The expected exchanges (children’s clothing, kitchen gadgets, electronics) are posted along with the unusual, like habanero-infused honey, unpotted aloe-plant babies — which received interest from 45 people! — and carpet cleaners. It’s not all cheap stuff, either. Peloton bikes, family-heirloom cut crystal, jewelry from the ex — all have turned up. So have utterly simple things: three 12-packs of ramen noodles ordered in the wrong flavor, say, or a big package of macadamia nuts from Hawaii about to expire.
Buy Nothing groups have lately been enriched by “stooping,” the process of discovering discarded items on the street, posting pictures of them to the group, and getting them to an interested recipient. The Upper West Side group even has a super-stooper, a member who organizes expeditions through the neighborhood. This was how one lucky member got a potting bench. The bench was spotted; a picture was posted. The member who wanted it posted an ask to get help with delivery. A couple from the neighborhood grabbed the potting bench and stored it in their lobby. The recipient picked it up and lugged it home three days later. There’s even the domino transfer: Someone gets a king mattress and gives away a queen. Someone else takes that queen and offers a full. Then someone finally gets the kid his own twin bed and upgrades to the full.
There is also merry-go-rounding. Jigsaw puzzles have apartment-hopped throughout the past 11 months. One person will finish the puzzle, post a picture, then pass it along. One member gave a computer monitor to someone who needed it for a few weeks. It was passed along. After several hops, it ended up with the member’s sister, only to come back to the original owner and be sent out again.
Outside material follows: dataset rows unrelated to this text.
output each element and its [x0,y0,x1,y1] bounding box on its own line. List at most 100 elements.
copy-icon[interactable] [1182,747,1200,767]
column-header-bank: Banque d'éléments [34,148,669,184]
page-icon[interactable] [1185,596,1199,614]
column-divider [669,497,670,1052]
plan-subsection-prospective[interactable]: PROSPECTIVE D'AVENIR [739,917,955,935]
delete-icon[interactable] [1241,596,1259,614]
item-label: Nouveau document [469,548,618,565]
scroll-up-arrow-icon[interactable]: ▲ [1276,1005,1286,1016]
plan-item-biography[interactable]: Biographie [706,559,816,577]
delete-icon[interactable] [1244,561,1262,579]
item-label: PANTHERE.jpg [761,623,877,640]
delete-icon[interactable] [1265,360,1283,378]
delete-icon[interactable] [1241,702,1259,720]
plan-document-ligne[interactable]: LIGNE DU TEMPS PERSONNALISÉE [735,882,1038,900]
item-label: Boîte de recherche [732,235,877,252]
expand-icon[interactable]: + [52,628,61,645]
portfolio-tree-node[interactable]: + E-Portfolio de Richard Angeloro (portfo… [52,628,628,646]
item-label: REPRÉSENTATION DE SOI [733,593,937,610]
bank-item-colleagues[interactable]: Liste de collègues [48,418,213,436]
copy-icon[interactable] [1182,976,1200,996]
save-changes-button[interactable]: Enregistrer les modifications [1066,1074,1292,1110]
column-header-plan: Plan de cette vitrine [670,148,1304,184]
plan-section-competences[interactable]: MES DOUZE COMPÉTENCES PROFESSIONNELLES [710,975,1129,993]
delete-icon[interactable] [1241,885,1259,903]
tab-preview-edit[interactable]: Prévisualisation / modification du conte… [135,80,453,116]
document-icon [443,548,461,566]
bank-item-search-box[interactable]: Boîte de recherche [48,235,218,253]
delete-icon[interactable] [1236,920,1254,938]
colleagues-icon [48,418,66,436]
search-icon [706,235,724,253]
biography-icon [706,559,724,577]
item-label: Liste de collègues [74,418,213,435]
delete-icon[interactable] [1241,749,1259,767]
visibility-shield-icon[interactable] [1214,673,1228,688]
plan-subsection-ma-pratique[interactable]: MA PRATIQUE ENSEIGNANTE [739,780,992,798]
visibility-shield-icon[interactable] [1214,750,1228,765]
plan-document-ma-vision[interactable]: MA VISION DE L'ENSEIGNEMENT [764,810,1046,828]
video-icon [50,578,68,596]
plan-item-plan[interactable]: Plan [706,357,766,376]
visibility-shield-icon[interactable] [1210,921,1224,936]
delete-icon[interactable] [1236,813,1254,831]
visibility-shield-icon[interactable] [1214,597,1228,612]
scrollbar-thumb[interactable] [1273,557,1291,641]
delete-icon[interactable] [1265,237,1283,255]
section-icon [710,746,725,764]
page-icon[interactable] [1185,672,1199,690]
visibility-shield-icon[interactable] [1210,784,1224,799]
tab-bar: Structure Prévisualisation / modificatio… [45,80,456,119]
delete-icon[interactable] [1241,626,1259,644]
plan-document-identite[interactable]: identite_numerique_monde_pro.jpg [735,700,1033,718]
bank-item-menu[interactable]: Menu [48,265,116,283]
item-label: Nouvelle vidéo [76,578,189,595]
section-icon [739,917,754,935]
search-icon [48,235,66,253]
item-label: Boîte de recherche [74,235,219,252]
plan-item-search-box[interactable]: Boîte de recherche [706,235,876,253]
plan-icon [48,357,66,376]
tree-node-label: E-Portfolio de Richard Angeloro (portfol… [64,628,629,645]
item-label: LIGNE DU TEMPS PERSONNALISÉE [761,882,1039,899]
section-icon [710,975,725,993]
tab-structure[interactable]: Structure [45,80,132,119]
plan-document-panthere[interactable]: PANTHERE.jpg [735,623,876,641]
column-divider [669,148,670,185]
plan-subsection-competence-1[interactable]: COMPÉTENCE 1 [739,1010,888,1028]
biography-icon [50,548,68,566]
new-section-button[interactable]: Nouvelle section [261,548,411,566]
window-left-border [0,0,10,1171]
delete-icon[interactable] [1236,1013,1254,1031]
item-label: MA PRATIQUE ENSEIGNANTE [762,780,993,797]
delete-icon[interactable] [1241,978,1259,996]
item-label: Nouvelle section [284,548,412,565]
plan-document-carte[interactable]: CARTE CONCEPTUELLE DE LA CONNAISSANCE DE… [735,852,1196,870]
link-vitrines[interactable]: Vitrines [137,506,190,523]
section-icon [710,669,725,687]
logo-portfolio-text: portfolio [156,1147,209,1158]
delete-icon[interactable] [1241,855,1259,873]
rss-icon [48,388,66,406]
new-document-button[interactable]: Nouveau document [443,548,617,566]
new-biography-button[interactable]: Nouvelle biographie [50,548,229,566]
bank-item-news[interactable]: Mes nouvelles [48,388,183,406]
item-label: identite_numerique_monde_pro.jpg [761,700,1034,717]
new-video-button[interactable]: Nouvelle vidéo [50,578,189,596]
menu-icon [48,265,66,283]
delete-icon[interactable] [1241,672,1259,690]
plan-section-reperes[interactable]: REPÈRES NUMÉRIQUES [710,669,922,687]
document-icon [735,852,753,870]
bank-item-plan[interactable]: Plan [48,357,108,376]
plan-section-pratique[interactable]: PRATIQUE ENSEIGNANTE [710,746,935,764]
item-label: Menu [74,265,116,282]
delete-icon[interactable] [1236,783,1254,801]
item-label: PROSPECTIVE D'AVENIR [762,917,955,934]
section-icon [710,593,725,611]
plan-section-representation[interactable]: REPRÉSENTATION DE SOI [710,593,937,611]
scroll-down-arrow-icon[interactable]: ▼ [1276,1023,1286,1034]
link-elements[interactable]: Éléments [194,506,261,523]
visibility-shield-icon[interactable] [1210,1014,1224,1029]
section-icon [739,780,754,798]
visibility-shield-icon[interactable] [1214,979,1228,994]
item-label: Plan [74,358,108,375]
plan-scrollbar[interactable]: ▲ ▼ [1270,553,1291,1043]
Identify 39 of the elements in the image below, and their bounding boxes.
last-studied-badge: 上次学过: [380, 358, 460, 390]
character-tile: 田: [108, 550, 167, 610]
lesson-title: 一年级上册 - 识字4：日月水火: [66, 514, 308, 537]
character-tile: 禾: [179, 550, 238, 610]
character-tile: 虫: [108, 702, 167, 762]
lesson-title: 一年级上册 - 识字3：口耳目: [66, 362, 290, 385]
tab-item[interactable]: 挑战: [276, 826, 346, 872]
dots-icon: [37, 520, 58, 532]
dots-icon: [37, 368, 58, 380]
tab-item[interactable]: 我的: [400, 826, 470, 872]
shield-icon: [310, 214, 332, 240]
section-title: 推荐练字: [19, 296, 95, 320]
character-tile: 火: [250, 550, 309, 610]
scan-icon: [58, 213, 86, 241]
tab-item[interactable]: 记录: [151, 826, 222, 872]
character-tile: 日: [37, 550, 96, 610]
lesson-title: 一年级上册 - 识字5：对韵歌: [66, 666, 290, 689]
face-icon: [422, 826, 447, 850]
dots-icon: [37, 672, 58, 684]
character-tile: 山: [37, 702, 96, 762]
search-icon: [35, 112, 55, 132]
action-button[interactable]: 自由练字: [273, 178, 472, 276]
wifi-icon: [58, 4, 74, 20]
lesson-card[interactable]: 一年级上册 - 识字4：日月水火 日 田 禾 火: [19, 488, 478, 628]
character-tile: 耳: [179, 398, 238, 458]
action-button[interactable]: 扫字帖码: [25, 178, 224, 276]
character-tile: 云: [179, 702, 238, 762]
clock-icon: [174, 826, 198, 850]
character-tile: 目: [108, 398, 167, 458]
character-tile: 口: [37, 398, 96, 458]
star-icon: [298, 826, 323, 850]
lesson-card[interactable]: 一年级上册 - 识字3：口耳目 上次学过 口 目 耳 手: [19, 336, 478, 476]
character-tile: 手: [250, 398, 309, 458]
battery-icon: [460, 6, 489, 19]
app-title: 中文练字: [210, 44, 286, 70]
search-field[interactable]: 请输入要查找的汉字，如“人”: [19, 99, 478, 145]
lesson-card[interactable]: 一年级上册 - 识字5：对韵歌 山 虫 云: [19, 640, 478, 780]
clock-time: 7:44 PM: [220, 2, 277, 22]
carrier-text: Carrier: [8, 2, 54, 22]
And then there’s the saga of the toilet snake. Imagine it’s 7 p.m. and your toilet clogs. You put out an ask and sure enough, within minutes, you have your toilet snake. And who needs to buy and keep that? You hang on to it until the next neighbor needs it.
Amid the goofy stories, there are somewhat more profound ones. Earlier this year, one member moving out of a shelter into an apartment asked the local Buy Nothing group for help. More than 100 comments later, that group fitted out the family’s entire apartment — furniture, bedding, clothing, toys. Often, people prepare bags of clothing and toys to offer new babies. Once the newborn has outgrown those clothes (usually in, oh, about three days), they are washed and passed to the neighborhood’s next baby.
The weather will be beautiful soon; the pandemic may even be over one day. People will emerge from their huddles to greet their newfound friends in the park or the streets. The toddler will be reading some other kid’s old book, the baby will be in the neighbor’s old stroller, you’ll be wearing their old shoes, they’ll be wearing your jacket. And everyone hopes the toilet snake will have found its way to someone else’s apartment.